THE LOADED GUN Salem police found in the possession of one Leonard Levasseur last week wasn't the kind with a barrel or bullet rounds or a trigger. It was the kind with a gas pedal, 3,000 pounds of moving steel and, according to police, Levasseur's impaired mind, driving erratically through town. When officers arrested the 55-year-old unemployed man, hiding behind another car after abandoning his own vehicle, it marked Levasseur's 13th arrest for drunken driving. All 12 priors led to convictions.

Thirteen might actually be considered a lucky number in this case, because of the miracle by which Levasseur has managed not to injure or kill while drunk and behind the wheel. His charges date to 1970; a quarter-century stretch of offenses that somehow did not claim a life. He has repeatedly refused sobriety tests, including on his most recent arrest.
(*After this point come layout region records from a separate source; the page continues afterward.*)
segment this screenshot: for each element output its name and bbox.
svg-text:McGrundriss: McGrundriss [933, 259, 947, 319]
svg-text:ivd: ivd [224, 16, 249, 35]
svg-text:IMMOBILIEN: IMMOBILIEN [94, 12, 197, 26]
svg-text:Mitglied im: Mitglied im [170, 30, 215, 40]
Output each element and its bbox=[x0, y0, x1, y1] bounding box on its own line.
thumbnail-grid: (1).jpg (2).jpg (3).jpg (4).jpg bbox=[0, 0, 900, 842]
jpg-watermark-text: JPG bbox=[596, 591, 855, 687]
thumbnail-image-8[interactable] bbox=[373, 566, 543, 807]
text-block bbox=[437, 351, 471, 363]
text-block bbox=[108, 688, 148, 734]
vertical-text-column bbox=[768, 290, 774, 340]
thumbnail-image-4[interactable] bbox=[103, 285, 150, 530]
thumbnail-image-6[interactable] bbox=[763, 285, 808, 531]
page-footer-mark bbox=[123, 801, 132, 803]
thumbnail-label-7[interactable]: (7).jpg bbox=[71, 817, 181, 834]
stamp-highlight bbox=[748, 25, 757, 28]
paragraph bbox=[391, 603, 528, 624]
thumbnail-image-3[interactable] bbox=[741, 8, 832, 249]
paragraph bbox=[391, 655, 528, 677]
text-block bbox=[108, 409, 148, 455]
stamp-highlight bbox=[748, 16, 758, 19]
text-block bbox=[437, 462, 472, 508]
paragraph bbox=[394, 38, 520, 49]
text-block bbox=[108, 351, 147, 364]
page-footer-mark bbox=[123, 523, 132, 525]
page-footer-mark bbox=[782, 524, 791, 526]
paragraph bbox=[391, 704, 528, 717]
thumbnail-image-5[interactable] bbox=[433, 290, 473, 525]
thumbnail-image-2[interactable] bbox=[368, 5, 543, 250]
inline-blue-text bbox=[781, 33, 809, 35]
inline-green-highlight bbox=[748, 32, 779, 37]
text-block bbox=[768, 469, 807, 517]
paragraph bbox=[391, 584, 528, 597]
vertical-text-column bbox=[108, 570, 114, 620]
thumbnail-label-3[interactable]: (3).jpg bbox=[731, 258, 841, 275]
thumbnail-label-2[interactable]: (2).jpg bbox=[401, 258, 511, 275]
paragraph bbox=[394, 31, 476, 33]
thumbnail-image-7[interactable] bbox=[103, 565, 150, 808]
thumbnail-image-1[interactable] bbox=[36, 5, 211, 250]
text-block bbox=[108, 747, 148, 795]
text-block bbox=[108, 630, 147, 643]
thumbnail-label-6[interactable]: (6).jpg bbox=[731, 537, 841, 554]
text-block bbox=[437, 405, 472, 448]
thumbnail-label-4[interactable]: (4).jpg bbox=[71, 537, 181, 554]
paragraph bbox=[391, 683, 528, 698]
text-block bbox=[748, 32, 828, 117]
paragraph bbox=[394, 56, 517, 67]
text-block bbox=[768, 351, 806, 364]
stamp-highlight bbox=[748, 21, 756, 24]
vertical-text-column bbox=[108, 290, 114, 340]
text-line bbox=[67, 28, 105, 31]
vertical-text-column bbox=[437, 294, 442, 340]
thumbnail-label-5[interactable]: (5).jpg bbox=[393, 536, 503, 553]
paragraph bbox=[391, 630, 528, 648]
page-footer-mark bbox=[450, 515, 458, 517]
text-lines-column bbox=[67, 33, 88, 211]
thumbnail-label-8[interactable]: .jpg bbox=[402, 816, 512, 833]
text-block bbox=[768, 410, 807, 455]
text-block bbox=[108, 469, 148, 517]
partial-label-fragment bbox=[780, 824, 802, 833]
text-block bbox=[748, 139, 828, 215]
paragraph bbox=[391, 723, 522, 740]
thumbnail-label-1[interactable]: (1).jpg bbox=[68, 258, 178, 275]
Today, Levasseur will face a judge in a dangerousness hearing, where prosecutors should not have a tough time convincing anyone that he qualifies as a public danger and should be jailed for 90 days.

But if a two-year jail stint like the one Levasseur served recently can't deter repeat offenders, 90 more days behind bars certainly won't. Neither will a lifetime license revocation, which, thanks to the new penalties under Melanie's Law, went into effect automatically when Levasseur refused his latest breathalyzer. Some repeat offenders will find any way to get behind the wheel again. Of those arrested for drunken driving since Melanie's Law went into effect last October, 63 percent were repeat offenders, according to state figures. That's down from 84 percent for the same period the previous year, but still a dangerously high number.

If convicted, Levasseur could get anywhere from two to five years. The question is, is five years anywhere near enough? Levasseur's 79-year-old father seemed to answer that question, saying bluntly of his own son, ``He's not going to change. He's not going to change." At some point, well before the 13th DUI arrest, the issue for law enforcement and the judicial system should change from one of appropriate punishment to one of public safety. If an individual can't stop himself from repeatedly driving drunk, society must do whatever it takes to keep him off the roads.

Laws already on the books allow prosecutors to petition courts to hold some chronic sex offenders indefinitely in a state treatment center even after they have completed their prison sentences. The laws are controversial, but something similar needs to be looked at for the repeat offenders who turn cars into lethal weapons and the roads around them into virtual shooting galleries.